Человек шел по Москве. Он приехал из другого города и не верил своим глазам: его взгляду представали дома и улицы, которые так часто ему снились в последние годы! Он доверился сердцу и пошел туда, куда влекло его в этих снах. Дорога вывела к монастырю.

— Что это за обитель? – спросил он трудника.

— Донской монастырь! – изумленно ответил тот.

Человек стремительно вошел в храм и увидел раку мощей. Будто кто ему подсказал: «Здесь лежит патриарх Тихон!»

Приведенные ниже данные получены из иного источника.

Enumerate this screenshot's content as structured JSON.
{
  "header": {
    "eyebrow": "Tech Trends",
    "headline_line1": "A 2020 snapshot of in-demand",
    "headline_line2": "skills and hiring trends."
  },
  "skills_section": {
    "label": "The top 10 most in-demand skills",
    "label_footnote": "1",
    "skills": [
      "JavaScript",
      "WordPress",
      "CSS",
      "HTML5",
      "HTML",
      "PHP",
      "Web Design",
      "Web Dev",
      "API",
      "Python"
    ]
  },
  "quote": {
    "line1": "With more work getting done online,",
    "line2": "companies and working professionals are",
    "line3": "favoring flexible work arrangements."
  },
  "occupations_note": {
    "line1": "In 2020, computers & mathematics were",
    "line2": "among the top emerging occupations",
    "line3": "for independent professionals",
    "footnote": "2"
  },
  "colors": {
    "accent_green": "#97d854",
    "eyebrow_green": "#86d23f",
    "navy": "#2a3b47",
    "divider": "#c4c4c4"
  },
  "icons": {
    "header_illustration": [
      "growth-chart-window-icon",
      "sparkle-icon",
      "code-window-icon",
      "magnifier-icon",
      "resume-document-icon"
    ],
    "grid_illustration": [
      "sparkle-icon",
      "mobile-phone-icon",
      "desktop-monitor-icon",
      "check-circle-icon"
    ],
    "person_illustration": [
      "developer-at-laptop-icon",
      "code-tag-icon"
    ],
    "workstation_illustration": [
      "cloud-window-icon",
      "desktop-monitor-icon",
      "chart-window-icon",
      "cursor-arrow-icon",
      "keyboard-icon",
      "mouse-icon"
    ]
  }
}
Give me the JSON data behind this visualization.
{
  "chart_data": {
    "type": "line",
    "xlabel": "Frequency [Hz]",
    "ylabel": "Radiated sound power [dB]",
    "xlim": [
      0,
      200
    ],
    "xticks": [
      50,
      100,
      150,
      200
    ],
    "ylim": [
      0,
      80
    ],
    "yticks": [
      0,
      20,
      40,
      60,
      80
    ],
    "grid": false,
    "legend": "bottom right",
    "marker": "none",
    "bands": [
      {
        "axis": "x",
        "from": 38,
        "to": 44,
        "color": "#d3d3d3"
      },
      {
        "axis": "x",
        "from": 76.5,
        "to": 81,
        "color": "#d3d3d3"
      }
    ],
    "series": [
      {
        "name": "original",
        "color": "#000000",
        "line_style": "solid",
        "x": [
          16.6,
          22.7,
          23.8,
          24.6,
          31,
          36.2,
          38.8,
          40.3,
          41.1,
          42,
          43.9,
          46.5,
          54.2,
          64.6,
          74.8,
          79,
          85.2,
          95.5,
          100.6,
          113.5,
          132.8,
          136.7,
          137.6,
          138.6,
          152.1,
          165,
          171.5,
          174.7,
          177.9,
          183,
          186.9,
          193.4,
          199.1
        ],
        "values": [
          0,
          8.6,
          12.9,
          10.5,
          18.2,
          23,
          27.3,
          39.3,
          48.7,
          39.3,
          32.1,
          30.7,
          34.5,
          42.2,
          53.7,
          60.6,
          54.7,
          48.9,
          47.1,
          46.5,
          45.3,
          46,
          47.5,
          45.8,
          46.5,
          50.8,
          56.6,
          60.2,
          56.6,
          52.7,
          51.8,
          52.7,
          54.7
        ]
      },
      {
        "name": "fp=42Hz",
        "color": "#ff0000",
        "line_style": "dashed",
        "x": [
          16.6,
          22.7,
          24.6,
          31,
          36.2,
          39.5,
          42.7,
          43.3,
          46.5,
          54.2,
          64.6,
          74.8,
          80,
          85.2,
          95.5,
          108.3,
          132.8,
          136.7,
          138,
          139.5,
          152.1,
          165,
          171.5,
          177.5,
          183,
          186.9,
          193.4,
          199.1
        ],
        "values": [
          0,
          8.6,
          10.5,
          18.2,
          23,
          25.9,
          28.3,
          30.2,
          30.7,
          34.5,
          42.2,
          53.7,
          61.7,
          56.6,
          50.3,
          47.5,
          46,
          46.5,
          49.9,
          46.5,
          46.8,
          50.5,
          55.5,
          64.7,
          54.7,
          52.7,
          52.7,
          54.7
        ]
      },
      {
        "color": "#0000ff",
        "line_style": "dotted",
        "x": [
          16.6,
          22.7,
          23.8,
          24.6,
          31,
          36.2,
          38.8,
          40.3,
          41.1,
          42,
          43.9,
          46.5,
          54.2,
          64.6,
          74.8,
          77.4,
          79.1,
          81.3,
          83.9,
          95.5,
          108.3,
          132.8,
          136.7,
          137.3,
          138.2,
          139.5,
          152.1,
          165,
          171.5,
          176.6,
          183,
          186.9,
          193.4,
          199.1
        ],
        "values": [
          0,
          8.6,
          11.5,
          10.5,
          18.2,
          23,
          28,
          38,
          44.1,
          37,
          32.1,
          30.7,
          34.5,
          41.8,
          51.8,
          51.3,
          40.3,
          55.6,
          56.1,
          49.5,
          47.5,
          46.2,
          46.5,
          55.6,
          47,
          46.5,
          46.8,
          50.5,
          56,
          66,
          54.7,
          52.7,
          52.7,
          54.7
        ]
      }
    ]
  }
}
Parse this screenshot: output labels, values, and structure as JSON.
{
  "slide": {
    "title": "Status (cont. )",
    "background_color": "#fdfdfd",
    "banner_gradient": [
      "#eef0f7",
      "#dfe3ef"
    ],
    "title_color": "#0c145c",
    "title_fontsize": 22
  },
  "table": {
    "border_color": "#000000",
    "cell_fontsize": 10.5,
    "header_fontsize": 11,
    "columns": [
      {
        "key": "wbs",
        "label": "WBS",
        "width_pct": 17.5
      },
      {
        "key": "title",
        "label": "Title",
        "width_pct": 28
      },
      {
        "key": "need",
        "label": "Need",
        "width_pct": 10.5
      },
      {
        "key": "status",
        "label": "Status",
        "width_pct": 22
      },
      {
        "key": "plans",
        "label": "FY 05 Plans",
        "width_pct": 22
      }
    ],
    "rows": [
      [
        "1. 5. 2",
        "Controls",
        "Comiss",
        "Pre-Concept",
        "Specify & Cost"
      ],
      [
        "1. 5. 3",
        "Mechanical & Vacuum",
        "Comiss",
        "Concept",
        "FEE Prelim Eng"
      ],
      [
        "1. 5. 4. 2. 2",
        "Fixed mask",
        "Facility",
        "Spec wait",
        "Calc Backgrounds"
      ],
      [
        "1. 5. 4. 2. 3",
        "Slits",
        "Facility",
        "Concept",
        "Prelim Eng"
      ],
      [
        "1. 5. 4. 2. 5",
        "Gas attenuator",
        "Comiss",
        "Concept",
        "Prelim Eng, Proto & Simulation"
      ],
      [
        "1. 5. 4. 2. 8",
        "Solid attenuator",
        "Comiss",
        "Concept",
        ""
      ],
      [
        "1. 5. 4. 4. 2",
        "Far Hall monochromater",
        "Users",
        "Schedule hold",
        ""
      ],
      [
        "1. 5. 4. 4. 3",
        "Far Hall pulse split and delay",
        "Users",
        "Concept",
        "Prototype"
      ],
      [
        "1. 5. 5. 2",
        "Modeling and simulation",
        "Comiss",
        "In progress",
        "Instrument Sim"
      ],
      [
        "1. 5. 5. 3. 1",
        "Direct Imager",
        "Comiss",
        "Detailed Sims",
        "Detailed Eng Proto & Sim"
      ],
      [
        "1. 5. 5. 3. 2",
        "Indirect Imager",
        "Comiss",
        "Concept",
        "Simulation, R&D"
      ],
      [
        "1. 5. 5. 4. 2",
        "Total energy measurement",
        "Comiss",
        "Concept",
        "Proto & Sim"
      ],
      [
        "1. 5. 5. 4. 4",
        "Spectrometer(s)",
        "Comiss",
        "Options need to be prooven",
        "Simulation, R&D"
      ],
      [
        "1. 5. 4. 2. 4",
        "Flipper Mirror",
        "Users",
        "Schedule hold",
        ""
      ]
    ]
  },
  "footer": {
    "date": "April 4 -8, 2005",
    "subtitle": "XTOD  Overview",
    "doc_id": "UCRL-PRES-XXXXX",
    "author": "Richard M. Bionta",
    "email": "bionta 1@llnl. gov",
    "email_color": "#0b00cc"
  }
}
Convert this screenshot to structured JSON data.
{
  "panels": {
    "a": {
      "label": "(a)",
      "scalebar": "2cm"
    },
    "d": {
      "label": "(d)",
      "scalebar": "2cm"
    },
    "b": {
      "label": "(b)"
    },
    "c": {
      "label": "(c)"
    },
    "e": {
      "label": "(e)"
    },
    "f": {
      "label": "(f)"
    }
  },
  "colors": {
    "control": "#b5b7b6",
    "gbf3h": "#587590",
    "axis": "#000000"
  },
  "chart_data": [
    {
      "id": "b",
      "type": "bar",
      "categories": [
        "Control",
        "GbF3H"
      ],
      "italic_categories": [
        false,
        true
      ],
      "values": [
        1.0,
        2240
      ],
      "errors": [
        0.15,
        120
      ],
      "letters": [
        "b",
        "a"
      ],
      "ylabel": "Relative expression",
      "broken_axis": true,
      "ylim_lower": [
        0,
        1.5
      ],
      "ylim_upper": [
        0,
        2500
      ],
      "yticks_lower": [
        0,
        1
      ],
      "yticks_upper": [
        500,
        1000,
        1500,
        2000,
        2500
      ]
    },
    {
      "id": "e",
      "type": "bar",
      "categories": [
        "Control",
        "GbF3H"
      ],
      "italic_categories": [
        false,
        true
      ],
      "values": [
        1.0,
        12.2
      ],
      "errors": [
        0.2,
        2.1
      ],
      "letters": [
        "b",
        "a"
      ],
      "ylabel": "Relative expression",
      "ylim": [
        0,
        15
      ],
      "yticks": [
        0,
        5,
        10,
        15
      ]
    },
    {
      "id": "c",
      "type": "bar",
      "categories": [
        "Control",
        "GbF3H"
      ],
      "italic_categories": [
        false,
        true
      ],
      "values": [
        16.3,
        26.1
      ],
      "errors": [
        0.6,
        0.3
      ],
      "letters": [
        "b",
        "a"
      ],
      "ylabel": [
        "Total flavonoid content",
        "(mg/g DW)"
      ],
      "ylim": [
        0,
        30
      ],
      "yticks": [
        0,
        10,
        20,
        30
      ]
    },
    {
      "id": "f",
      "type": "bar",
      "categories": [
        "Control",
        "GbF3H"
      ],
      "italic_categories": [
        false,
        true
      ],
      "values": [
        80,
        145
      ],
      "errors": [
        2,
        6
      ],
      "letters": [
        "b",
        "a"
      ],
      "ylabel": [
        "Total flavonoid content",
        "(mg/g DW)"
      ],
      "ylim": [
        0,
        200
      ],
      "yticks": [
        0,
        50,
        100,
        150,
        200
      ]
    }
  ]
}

С минуту человек стоял неподвижно. А потом бросился на пол перед святыми мощами и долго-долго плакал. Он вдруг увидел всю свою жизнь, каждый шаг и поступок в совершенно новом свете. Та самая метанойя, о которой он столько читал, совершилась в его сердце ненасильственно и просто. Уходил он из монастыря в этот день новым человеком. Жизнь его изменилась, и, казалось бы, вот сейчас бы и вернуться к прежней тихой жизни, где ничего значительного не происходит, с новыми силами, всё обустроить иначе… Но в ближайшие дни он узнал, что Господь зовет его на совсем другой путь, где будут и беды, и скорби, но и – поддерживающая рука Самого Господа.

Хоть и не может автор строк раскрыть чужую тайну и рассказать подробно о чуде, совершившемся в наши дни, но – как узнаваем в этом явлении сам Святитель! Спасти – и утешить, протянуть руку помощи самому простому человеку, который до сего дня и сам не знал, насколько ему нужна эта помощь – но и тут же позвать за собой, на настоящее служение Богу.

Нет у нас таких сил, чтобы заслужить мученические венцы. Не творим мы и дел, сделавших бы нас праведными. Но есть у нас великие заступники. И как хотелось бы, чтобы и к мощам святого Тихона не только в день его памяти стояла бы очередь молящихся и уповающих на Господа! Верю: каждому из нас, таких обычных и грешных, он хочет передать дары любящего нас Небесного Отца. Дары непритворной веры и доброты, нелицемерного служения ближним и сострадания. С которыми и наша жизнь наконец-то станет – непритворной.